A stain on the family: [In 2024], William again implored the King to act: to strip Andrew of his titles and banish him from the family for good in order to protect the reputation of the institution. While Andrew had always vehemently denied the allegations, both publicly and privately to his family, one palace source close to William said: “The Prince of Wales was adamant the whole episode would never go away and, despite how others may have felt, there was absolutely no upside in Andrew being protected. His view was crystal clear, Andrew shouldn’t be anywhere near the family under any circumstances, not by association, not at family functions, anywhere. Every single time there was a new revelation, which no one knew when it was coming or what the next one would be, it was a stain on all of the family.”
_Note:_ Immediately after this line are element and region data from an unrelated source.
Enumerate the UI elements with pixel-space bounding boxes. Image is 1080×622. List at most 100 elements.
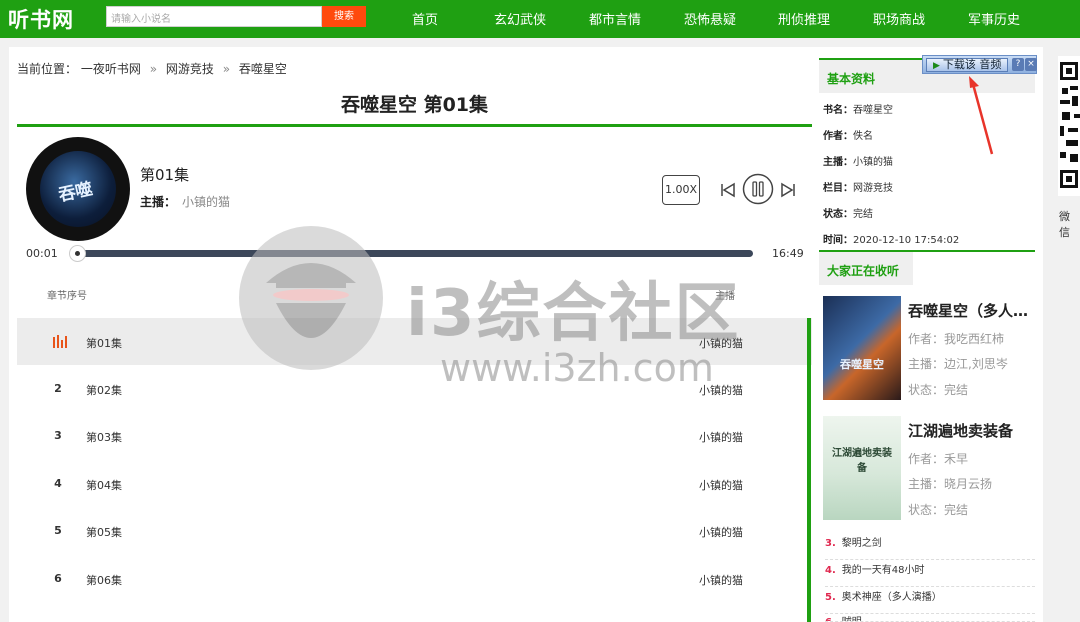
watermark-url: www.i3zh.com (440, 346, 714, 390)
meta-value: 晓月云扬 (944, 477, 993, 491)
site-logo[interactable]: 听书网 (8, 4, 74, 34)
meta-label: 状态： (908, 503, 945, 517)
nav-fantasy[interactable]: 玄幻武侠 (494, 9, 546, 28)
book-cover-text: 吞噬星空 (840, 358, 884, 371)
section-accent-line (807, 318, 811, 622)
episode-name: 第02集 (86, 384, 122, 397)
nav-detective[interactable]: 刑侦推理 (778, 9, 830, 28)
episode-host: 小镇的猫 (699, 574, 743, 587)
episode-name: 第03集 (86, 431, 122, 444)
breadcrumb-category[interactable]: 网游竞技 (166, 62, 214, 76)
nav-military[interactable]: 军事历史 (968, 9, 1020, 28)
breadcrumb-separator: » (222, 62, 231, 76)
rank-item[interactable]: 3. 黎明之剑 (825, 533, 1035, 560)
breadcrumb: 当前位置： 一夜听书网 » 网游竞技 » 吞噬星空 (17, 60, 287, 77)
book-title[interactable]: 江湖遍地卖装备 (908, 420, 1013, 441)
meta-label: 主播： (908, 477, 945, 491)
playback-speed-button[interactable]: 1.00X (662, 175, 700, 205)
help-icon[interactable]: ? (1012, 58, 1024, 71)
nav-urban[interactable]: 都市言情 (589, 9, 641, 28)
book-cover[interactable]: 吞噬星空 (823, 296, 901, 400)
search-button[interactable]: 搜索 (322, 6, 366, 27)
nav-horror[interactable]: 恐怖悬疑 (684, 9, 736, 28)
qr-code (1058, 56, 1080, 196)
episode-row[interactable]: 4 第04集 小镇的猫 (17, 460, 812, 507)
rank-title: 奥术神座（多人演播） (841, 592, 942, 603)
meta-value: 完结 (944, 383, 969, 397)
info-status: 状态：完结 (823, 205, 873, 220)
meta-label: 作者： (908, 332, 945, 346)
episode-index: 3 (54, 429, 62, 442)
progress-bar[interactable] (77, 250, 753, 257)
pause-icon[interactable] (742, 173, 774, 205)
book-title[interactable]: 吞噬星空（多人… (908, 300, 1028, 321)
nav-business[interactable]: 职场商战 (873, 9, 925, 28)
info-label: 时间： (823, 235, 853, 246)
episode-name: 第04集 (86, 479, 122, 492)
episode-host: 小镇的猫 (699, 526, 743, 539)
info-column: 栏目：网游竞技 (823, 179, 893, 194)
progress-handle[interactable] (69, 245, 86, 262)
search-input[interactable]: 请输入小说名 (106, 6, 322, 27)
top-navigation-bar: 听书网 请输入小说名 搜索 首页 玄幻武侠 都市言情 恐怖悬疑 刑侦推理 职场商… (0, 0, 1080, 38)
info-value: 完结 (853, 209, 873, 220)
next-track-icon[interactable] (779, 181, 797, 199)
info-label: 状态： (823, 209, 853, 220)
episode-index: 6 (54, 572, 62, 585)
book-author: 作者：我吃西红柿 (908, 330, 1004, 347)
title-divider (17, 124, 812, 127)
book-status: 状态：完结 (908, 501, 968, 518)
info-value: 佚名 (853, 131, 873, 142)
rank-title: 我的一天有48小时 (841, 565, 925, 576)
rank-number: 4. (825, 565, 836, 576)
episode-title: 第01集 (140, 166, 190, 184)
info-value: 2020-12-10 17:54:02 (853, 235, 960, 246)
meta-value: 完结 (944, 503, 969, 517)
red-arrow-annotation (969, 76, 994, 155)
watermark-title: i3综合社区 (406, 277, 741, 351)
download-audio-button[interactable]: ▶ 下载该 音频 (926, 58, 1008, 72)
album-cover-disc: 吞噬 (26, 137, 130, 241)
rank-number: 3. (825, 538, 836, 549)
info-label: 栏目： (823, 183, 853, 194)
close-icon[interactable]: × (1025, 58, 1037, 71)
total-time: 16:49 (772, 247, 804, 260)
book-cover-text: 江湖遍地卖装备 (832, 448, 892, 474)
episode-row[interactable]: 5 第05集 小镇的猫 (17, 507, 812, 554)
info-value[interactable]: 网游竞技 (853, 183, 893, 194)
current-time: 00:01 (26, 247, 58, 260)
nav-home[interactable]: 首页 (412, 9, 438, 28)
breadcrumb-home[interactable]: 一夜听书网 (81, 62, 141, 76)
episode-name: 第05集 (86, 526, 122, 539)
episode-index: 2 (54, 382, 62, 395)
info-label: 主播： (823, 157, 853, 168)
rank-item[interactable]: 6. 贼明 (825, 612, 1035, 622)
previous-track-icon[interactable] (719, 181, 737, 199)
meta-label: 作者： (908, 452, 945, 466)
rank-number: 5. (825, 592, 836, 603)
book-author: 作者：禾早 (908, 450, 968, 467)
rank-title: 黎明之剑 (841, 538, 882, 549)
episode-name: 第01集 (86, 337, 122, 350)
episode-row[interactable]: 3 第03集 小镇的猫 (17, 412, 812, 459)
album-cover-logo: 吞噬 (56, 179, 95, 206)
popular-tab: 大家正在收听 (819, 252, 913, 285)
episode-row[interactable]: 6 第06集 小镇的猫 (17, 555, 812, 602)
rank-item[interactable]: 4. 我的一天有48小时 (825, 560, 1035, 587)
episode-name: 第06集 (86, 574, 122, 587)
qr-label: 微信 (1059, 210, 1070, 239)
now-playing-icon (53, 335, 67, 348)
qr-code-pattern (1060, 62, 1080, 188)
host-label: 主播： (140, 195, 177, 209)
download-label: 下载该 音频 (942, 58, 1002, 71)
host-name: 小镇的猫 (182, 195, 231, 209)
info-label: 书名： (823, 105, 853, 116)
info-book: 书名：吞噬星空 (823, 101, 893, 116)
info-label: 作者： (823, 131, 853, 142)
info-value: 吞噬星空 (853, 105, 893, 116)
watermark-logo-icon (239, 226, 383, 370)
breadcrumb-book[interactable]: 吞噬星空 (239, 62, 287, 76)
rank-item[interactable]: 5. 奥术神座（多人演播） (825, 587, 1035, 614)
episode-host: 小镇的猫 (699, 431, 743, 444)
book-cover[interactable]: 江湖遍地卖装备 (823, 416, 901, 520)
Will & Kate were united in hating Andrew: William and Catherine’s personal view has been that their best option is to keep their distance from the source of the problem. They knew that the disturbing claims of sexual abuse that have pursued Andrew for more than a decade, allegations he has always vehemently denied, had permanently damaged him in the public’s eyes. And his now famous BBC Newsnight interview, where he failed to apologise for his connection to Epstein, or acknowledge the victims of sexual abuse, was, for William and Catherine, terminal for their relationship with him.
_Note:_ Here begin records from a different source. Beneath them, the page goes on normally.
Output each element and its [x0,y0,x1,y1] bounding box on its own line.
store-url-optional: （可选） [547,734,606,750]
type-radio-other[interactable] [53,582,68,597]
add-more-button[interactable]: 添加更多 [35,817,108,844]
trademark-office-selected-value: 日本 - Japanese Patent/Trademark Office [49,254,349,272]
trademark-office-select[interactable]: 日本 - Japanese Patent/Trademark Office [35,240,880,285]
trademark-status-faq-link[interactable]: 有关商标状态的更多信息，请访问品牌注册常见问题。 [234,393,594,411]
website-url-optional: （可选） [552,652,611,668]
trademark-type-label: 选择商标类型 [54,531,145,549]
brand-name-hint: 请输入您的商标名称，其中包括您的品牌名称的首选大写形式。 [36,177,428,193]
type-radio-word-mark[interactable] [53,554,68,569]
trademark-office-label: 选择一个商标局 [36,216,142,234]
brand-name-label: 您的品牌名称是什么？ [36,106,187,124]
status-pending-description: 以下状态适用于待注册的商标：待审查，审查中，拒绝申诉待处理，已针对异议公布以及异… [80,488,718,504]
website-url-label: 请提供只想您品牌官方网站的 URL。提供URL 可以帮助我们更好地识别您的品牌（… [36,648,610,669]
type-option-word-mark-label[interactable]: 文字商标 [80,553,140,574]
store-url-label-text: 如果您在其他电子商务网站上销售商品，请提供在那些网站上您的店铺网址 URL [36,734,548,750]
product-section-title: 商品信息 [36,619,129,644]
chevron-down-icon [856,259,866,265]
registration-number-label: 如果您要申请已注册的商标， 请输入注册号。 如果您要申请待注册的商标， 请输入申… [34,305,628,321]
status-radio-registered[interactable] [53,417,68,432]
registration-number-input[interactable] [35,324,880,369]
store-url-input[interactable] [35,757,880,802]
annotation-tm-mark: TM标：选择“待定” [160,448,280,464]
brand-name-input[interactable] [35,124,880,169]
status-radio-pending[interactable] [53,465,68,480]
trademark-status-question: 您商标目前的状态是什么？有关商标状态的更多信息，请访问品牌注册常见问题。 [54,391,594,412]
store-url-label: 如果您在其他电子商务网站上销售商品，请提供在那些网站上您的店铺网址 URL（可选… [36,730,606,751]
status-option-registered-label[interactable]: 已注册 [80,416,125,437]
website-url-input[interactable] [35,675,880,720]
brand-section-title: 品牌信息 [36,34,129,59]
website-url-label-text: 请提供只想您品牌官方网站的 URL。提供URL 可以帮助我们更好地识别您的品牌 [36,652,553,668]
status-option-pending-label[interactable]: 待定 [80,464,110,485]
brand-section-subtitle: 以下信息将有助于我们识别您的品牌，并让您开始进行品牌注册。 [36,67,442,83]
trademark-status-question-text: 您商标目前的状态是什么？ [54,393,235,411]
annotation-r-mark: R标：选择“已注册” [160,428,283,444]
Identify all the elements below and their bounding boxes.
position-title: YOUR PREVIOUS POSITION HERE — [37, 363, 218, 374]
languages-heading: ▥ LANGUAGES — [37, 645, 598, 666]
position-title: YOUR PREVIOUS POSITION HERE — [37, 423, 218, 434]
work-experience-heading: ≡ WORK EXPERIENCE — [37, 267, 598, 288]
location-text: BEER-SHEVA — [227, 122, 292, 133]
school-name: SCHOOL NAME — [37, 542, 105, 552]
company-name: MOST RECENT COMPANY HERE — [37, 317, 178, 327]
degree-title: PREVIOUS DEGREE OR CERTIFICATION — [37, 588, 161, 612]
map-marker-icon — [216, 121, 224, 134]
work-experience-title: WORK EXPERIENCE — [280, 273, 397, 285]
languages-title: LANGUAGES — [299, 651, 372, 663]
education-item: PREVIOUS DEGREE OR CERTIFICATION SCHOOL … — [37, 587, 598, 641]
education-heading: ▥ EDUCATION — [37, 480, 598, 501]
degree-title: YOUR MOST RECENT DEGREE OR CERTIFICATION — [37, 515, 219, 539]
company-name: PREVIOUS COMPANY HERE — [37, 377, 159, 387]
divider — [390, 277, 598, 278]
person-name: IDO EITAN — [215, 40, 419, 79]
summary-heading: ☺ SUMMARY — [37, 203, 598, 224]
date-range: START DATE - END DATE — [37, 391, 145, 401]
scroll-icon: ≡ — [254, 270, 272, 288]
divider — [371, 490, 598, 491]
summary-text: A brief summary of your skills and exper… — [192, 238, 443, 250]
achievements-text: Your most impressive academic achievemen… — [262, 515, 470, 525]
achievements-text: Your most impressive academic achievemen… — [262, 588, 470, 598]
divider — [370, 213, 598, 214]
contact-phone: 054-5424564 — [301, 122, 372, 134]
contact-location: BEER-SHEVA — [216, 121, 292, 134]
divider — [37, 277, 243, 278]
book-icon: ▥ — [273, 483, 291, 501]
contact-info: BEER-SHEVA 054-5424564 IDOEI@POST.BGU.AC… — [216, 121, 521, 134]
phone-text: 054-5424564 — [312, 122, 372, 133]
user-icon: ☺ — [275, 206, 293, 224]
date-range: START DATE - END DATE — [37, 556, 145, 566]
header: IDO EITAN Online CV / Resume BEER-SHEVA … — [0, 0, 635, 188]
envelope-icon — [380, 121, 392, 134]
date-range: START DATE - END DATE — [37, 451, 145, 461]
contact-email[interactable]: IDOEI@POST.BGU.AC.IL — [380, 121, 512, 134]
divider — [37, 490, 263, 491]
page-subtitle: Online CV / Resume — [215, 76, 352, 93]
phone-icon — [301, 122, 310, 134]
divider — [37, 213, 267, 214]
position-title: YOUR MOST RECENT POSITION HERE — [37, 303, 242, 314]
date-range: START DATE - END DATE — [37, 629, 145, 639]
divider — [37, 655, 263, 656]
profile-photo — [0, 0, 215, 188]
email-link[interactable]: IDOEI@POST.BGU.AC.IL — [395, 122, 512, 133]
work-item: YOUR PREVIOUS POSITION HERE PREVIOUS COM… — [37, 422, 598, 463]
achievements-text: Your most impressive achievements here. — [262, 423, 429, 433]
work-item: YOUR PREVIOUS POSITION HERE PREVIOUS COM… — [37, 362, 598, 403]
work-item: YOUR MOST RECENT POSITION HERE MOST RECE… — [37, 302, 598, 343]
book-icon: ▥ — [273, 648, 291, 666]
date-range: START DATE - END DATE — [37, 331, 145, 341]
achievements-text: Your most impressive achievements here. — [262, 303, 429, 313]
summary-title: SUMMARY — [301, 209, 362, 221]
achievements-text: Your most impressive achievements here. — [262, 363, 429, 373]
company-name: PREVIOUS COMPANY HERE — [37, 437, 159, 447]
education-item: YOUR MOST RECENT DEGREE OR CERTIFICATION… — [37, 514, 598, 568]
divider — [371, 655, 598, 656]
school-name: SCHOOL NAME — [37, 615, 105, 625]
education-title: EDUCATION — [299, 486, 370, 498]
The only thing in here which slightly surprised me was the part about William being “very much put in his place” regarding Andrew and Sarah being invited to Christmas at Sandringham. That was also the excuse William’s people used when William and Kate chauffeured Andrew to church at Balmoral in 2023 – that William had been “ordered” to do so by his father, and that Charles put William in his place as heir or something. I mean, multiple things can be true here – Charles led the charge for Andrew and Sarah to be brought in from the “cold” in 2023-24, despite many warnings. I also believe that William has probably argued for some time that Andrew should be banished, although I doubt that started after the Newsnight interview – at that time (circa 2019-2020), William was much more focused on banishing HIS brother. In fact, the Windsors were widely in favor of using Prince Harry and Meghan as distractions from Andrew’s depravity and lies. You can’t tell the story of “how the royals have covered up Andrew’s long-standing degeneracy” without telling the story of how Harry and Meghan were treated from 2018-2020.
Photos courtesy of Avalon Red, Backgrid, Cover Images. Book cover courtesy of Amazon.